Worldwide, a majority of babies (approximately 75%) drink infant formula during the first six months of life, either as a sole source of nutrition or as a supplement to breastfeeding. But while bottle feeding provides essential nutrition for growing babies, it does not currently replicate the full nutritional profile of breast milk.
That’s partly because human breast milk contains a unique blend of about 200 prebiotic sugar molecules that help prevent disease and support the growth of healthy gut bacteria. However, most of these sugars remain difficult, if not impossible, to manufacture.
New research led by scientists at the University of California, Berkeley and the University of California, Davis, shows how genetically engineered plants can help close this gap.
This is evident from a new study published today in the journal Natural foodthe research team reprogrammed plants’ sugar production machinery to produce a wide range of these human milk sugars, also called human milk oligosaccharides. The findings could lead to healthier and more affordable formula for babies, or more nutritious non-dairy plant-based milk for adults.
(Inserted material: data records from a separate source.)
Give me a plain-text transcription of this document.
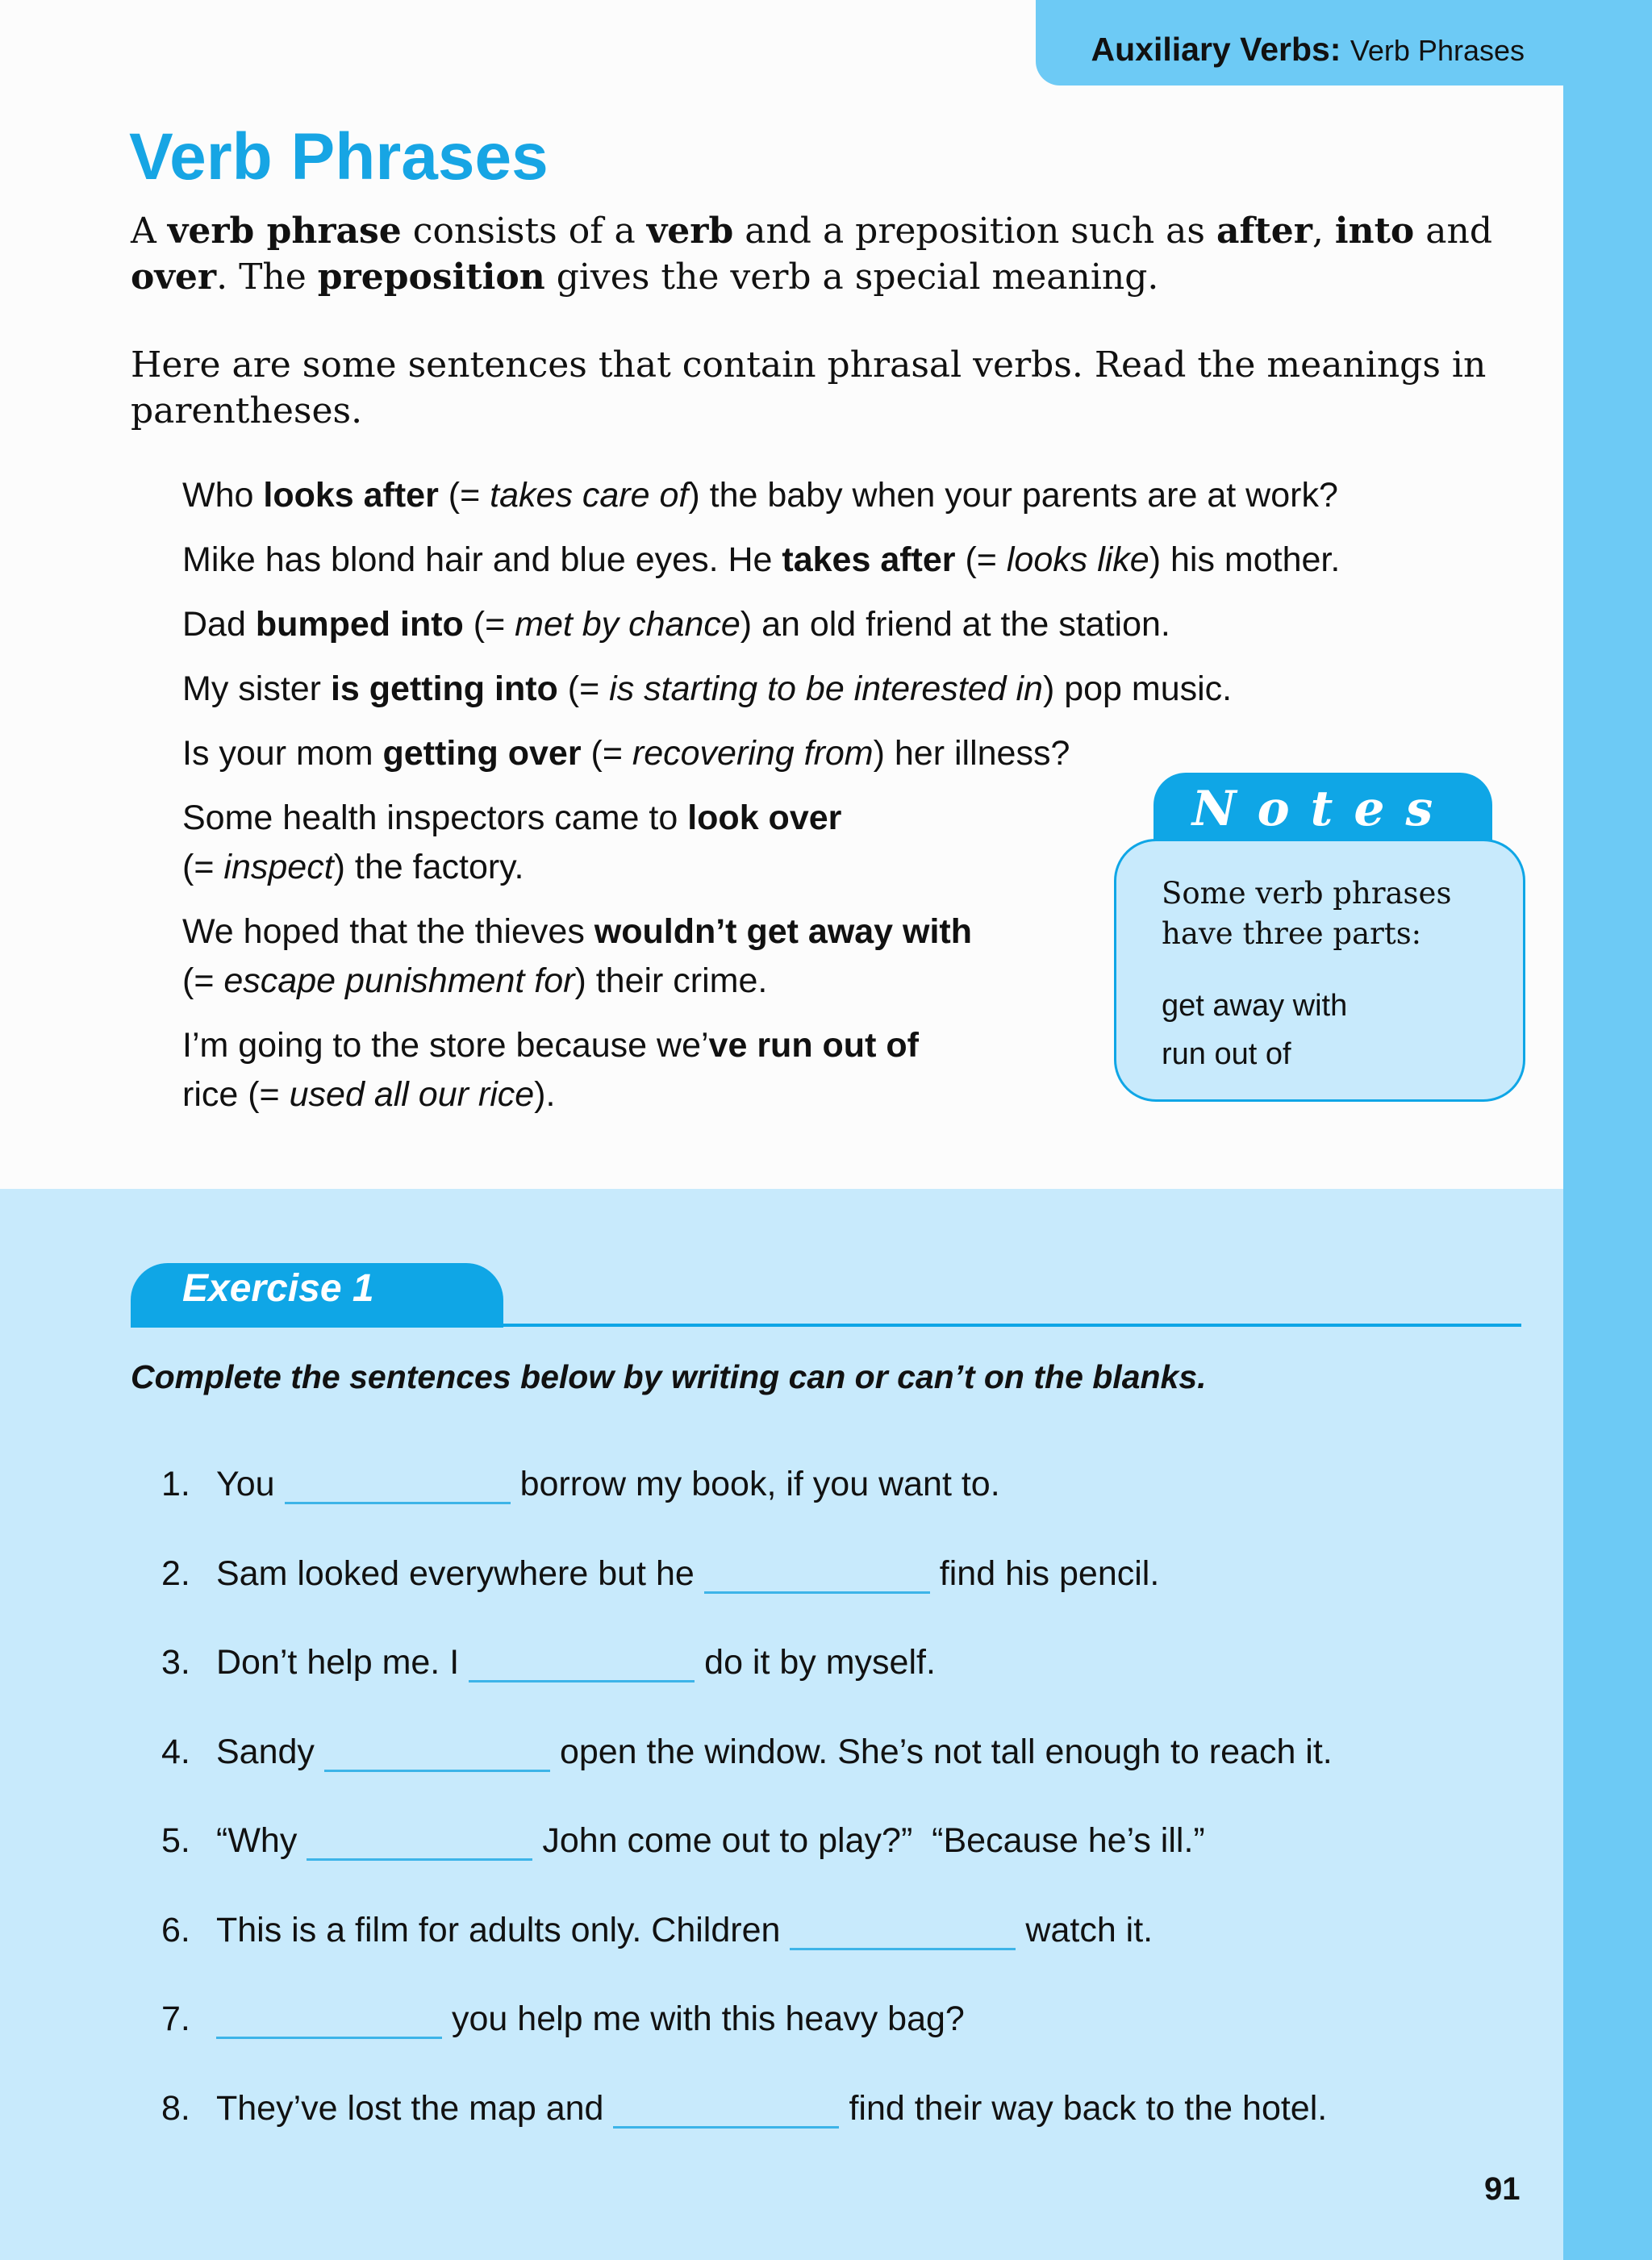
Auxiliary Verbs: Verb Phrases
Verb Phrases
A verb phrase consists of a verb and a preposition such as after, into and over. The preposition gives the verb a special meaning.
Here are some sentences that contain phrasal verbs. Read the meanings in parentheses.
Who looks after (= takes care of) the baby when your parents are at work?
Mike has blond hair and blue eyes. He takes after (= looks like) his mother.
Dad bumped into (= met by chance) an old friend at the station.
My sister is getting into (= is starting to be interested in) pop music.
Is your mom getting over (= recovering from) her illness?
Some health inspectors came to look over
(= inspect) the factory.
We hoped that the thieves wouldn’t get away with
(= escape punishment for) their crime.
I’m going to the store because we’ve run out of
rice (= used all our rice).
Notes
Some verb phrases have three parts:
get away with
run out of
Exercise 1
Complete the sentences below by writing can or can’t on the blanks.
1. You	borrow my book, if you want to.
2. Sam looked everywhere but he	find his pencil.
3. Don’t help me. I	do it by myself.
4. Sandy	open the window. She’s not tall enough to reach it.
5. “Why	John come out to play?”  “Because he’s ill.”
6. This is a film for adults only. Children	watch it.
7.	you help me with this heavy bag?
8. They’ve lost the map and	find their way back to the hotel.
91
“Plants are phenomenal organisms that take sunlight and carbon dioxide from our atmosphere and use them to make sugars. And they don’t just make one sugar, they make a whole variety of simple and complex sugars,” says senior author Patrick. Shih, assistant professor of plant and microbial biology and researcher at UC Berkeley’s Innovative Genomics Institute. “We thought: since plants already have an underlying sugar metabolism, why not try to redirect it to make oligosaccharides from breast milk?”
All complex sugars – including oligosaccharides from breast milk – are made of building blocks of simple sugars called monosaccharides, which can be linked together to form a wide variety of chains and branched chains. What makes breast milk oligosaccharides unique are the specific set of links, or rules, for connecting simple sugars together found in these molecules.
To convince plants to make oligosaccharides from breast milk, first author Collin Barnum engineered the genes responsible for the enzymes that make these specific links. Working with Daniela Barile, David Mills and Carlito Lebrilla at UC Davis, he then introduced the genes into the Nicotiana benthamiana plant, a close relative of tobacco.
The genetically modified plants produced eleven known oligosaccharides from breast milk, along with a variety of other complex sugars with similar linking patterns.
“We made all three major groups of oligosaccharides from breast milk,” Shih said. ‘As far as I know, no one has ever shown that you can make all three of these groups at the same time in one organism.“
Barnum then worked to create a stable line of N. benthamiana plants optimized to produce a single breast milk oligosaccharide called LNFP1.
“LNFP1 is an oligosaccharide of five monosaccharides from human milk that should be really useful, but so far cannot be made on a large scale using traditional methods of microbial fermentation,” says Barnum, who completed the work as a graduate student at UC Davis. . “We thought if we could start making these larger, more complex oligosaccharides from breast milk, we could solve a problem that the industry currently can’t solve.”
Currently, a small handful of oligosaccharides can be produced from breast milk using engineered E. coli bacteria. However, isolating the beneficial molecules from other toxic byproducts is a costly process, and only a limited number of baby foods contain these sugars in their blends.
As part of the research, Shih and Barnum worked with colleague Minliang Yang of North Carolina State University to estimate the cost of producing human milk oligosaccharides from plants on an industrial scale. They found that this would likely be cheaper than using microbial platforms.
“Imagine if you could make all the oligosaccharides from breast milk in one plant. Then you could just grind up that plant, extract all the oligosaccharides at the same time and add them directly to infant formula,” Shih said. “There would be many challenges in implementation and commercialization, but this is the big goal we are trying to achieve. to move towards.”
Other authors include Bruna Paviani, Garret Couture, Chad Masarweh, Ye Chen, Yu-Ping Huang, David A. Mills, Carlito B. Lebrilla and Daniela Barile of UC Davis; Kasey Markel of UC Berkeley; and Minliang Yang of North Carolina State University.
This work was supported in part by the National Institutes of Health (NIGMS T32 Training Program), the U.S. Department of Energy, and the National Center for Complementary and Integrative Health (R00AT009573).